At least three of the prisoners, however, died in prison without having been readmitted to Communion, either from the sweating sickness then raging, or, as Foxe asserts, from the hardships they endured. For they were kept, he says, for nearly six months in a deep cave under the ground, on a diet of salt fish. By Higdon’s orders they did at least receive a Christian burial.

The heretics were crushed in Oxford, but elsewhere the movement grew apace. The printing press scattered wide-cast books and pamphlets which openly attacked the corruption of the Church and the monastic orders. Henry determined to proscribe all books that savoured of heresy. A joint committee of Oxford and Cambridge theologians was summoned to meet in London. They examined and condemned the suspected books which were submitted to them. The publication of English treatises upon Holy Scripture without ecclesiastical sanction was forbidden by royal proclamation. Versions of the Bible in the vulgar tongue were at the same time proscribed.
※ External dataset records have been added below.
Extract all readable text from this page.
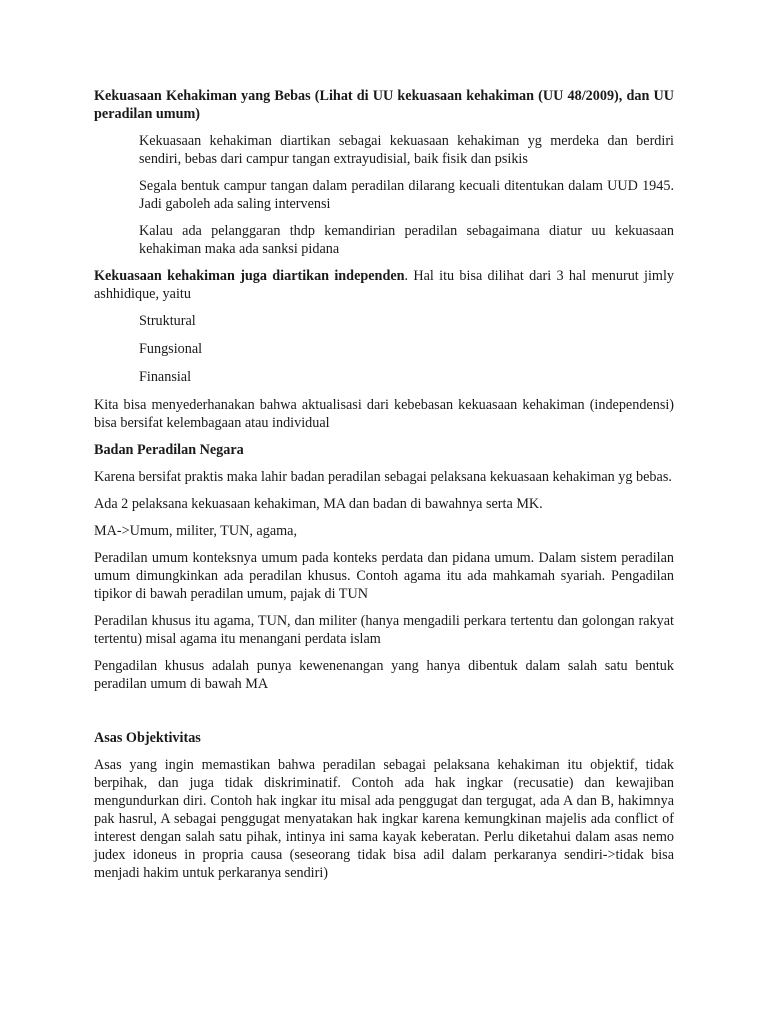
Kekuasaan Kehakiman yang Bebas (Lihat di UU kekuasaan kehakiman (UU 48/2009), dan UU peradilan umum)

Kekuasaan kehakiman diartikan sebagai kekuasaan kehakiman yg merdeka dan berdiri sendiri, bebas dari campur tangan extrayudisial, baik fisik dan psikis

Segala bentuk campur tangan dalam peradilan dilarang kecuali ditentukan dalam UUD 1945. Jadi gaboleh ada saling intervensi

Kalau ada pelanggaran thdp kemandirian peradilan sebagaimana diatur uu kekuasaan kehakiman maka ada sanksi pidana

Kekuasaan kehakiman juga diartikan independen. Hal itu bisa dilihat dari 3 hal menurut jimly ashhidique, yaitu

Struktural

Fungsional

Finansial

Kita bisa menyederhanakan bahwa aktualisasi dari kebebasan kekuasaan kehakiman (independensi) bisa bersifat kelembagaan atau individual

Badan Peradilan Negara

Karena bersifat praktis maka lahir badan peradilan sebagai pelaksana kekuasaan kehakiman yg bebas.

Ada 2 pelaksana kekuasaan kehakiman, MA dan badan di bawahnya serta MK.

MA->Umum, militer, TUN, agama,

Peradilan umum konteksnya umum pada konteks perdata dan pidana umum. Dalam sistem peradilan umum dimungkinkan ada peradilan khusus. Contoh agama itu ada mahkamah syariah. Pengadilan tipikor di bawah peradilan umum, pajak di TUN

Peradilan khusus itu agama, TUN, dan militer (hanya mengadili perkara tertentu dan golongan rakyat tertentu) misal agama itu menangani perdata islam

Pengadilan khusus adalah punya kewenenangan yang hanya dibentuk dalam salah satu bentuk peradilan umum di bawah MA

Asas Objektivitas

Asas yang ingin memastikan bahwa peradilan sebagai pelaksana kehakiman itu objektif, tidak berpihak, dan juga tidak diskriminatif. Contoh ada hak ingkar (recusatie) dan kewajiban mengundurkan diri. Contoh hak ingkar itu misal ada penggugat dan tergugat, ada A dan B, hakimnya pak hasrul, A sebagai penggugat menyatakan hak ingkar karena kemungkinan majelis ada conflict of interest dengan salah satu pihak, intinya ini sama kayak keberatan. Perlu diketahui dalam asas nemo judex idoneus in propria causa (seseorang tidak bisa adil dalam perkaranya sendiri->tidak bisa menjadi hakim untuk perkaranya sendiri)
Yet this orthodox king, to whom as “Defender of the Faith,” Leo X. had sent a sword still preserved in the Ashmolean, was on the brink of a breach with Rome. For Henry, with his curious mania for matrimony, had determined to marry Anne Boleyn, but he failed to obtain from the Papal Legates in England a decree for the dissolution of his marriage. It was a failure fraught with enormous consequences. The fortunes of Oxford were involved in it. The King gladly availed himself of the suggestion of a Cambridge scholar, Thomas Cranmer, that the Universities should be called on for their judgment. They were thus placed in a position analogous to that of an œcumenical council with power to control a pontifical decree. For the Pope’s predecessor had granted a dispensation for Henry’s marriage with Catherine, his brother’s wife. Every learned man in Europe, but for bribery or threats, would have condemned Henry’s cause on its merits. But it was evident that the question would not be decided on its merits.
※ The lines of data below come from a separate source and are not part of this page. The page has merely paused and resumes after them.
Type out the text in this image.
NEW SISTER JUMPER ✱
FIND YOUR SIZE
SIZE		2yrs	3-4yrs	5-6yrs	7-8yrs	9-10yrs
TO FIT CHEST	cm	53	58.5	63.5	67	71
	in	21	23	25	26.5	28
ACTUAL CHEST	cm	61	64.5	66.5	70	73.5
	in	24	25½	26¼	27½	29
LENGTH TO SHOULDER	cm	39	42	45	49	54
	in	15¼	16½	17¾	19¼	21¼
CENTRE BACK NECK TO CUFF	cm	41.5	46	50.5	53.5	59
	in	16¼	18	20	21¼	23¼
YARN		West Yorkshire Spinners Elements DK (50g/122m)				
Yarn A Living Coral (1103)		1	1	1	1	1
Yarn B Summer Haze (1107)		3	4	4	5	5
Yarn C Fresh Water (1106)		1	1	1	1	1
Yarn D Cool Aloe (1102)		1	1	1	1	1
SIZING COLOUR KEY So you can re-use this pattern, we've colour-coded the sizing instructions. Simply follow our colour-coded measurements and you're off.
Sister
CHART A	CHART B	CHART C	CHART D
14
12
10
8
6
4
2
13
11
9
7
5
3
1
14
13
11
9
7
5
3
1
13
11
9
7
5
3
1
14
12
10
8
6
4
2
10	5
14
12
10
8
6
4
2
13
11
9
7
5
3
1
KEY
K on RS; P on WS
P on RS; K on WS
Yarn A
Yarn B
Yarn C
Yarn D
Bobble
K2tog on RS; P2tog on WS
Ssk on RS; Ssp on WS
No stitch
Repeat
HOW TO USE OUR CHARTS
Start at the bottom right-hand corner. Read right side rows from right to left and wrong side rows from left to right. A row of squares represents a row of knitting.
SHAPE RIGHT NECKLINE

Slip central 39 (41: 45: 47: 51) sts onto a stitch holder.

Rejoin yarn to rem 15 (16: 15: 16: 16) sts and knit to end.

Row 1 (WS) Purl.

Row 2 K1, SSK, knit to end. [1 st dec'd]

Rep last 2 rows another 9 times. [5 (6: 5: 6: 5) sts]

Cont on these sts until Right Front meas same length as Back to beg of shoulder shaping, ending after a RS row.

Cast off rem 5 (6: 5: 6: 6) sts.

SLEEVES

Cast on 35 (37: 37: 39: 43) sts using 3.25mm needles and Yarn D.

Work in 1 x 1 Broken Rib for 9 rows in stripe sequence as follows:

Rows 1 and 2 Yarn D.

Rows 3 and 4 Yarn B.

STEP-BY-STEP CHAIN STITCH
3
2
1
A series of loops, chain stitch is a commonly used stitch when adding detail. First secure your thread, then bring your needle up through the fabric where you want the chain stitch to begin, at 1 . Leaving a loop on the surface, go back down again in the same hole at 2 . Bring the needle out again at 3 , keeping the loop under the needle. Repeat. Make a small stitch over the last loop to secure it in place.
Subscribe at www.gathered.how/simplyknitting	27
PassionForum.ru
From a packed commission at Cambridge a decision favourable to a divorce was with difficulty extorted; but even so it was qualified by an important reservation. The marriage was declared illegal, if it could be proved that Catherine’s marriage with Prince Arthur had been consummated. Cambridge was praised by the King for her “wisdom and good conveyance.” Yet that reservation, if the testimony of the Queen herself was to go for anything, amounted to a conclusion against the divorce.

It was not expected that a favourable verdict would be obtained so easily from Oxford. At the end of his first letter, in which the King called upon the University to declare their minds “sincerely and truly without any abuse,” a very plain threat is added, which left no doubt as to the royal view of what could be considered “sincere and true”:

“And in case ye do not uprightly according to divine learning handle yourselves herein, ye may be assured that we, not without great cause, shall so quickly and sharply look to your unnatural misdemeanour therein that it shall not be to your quietness and ease hereafter.”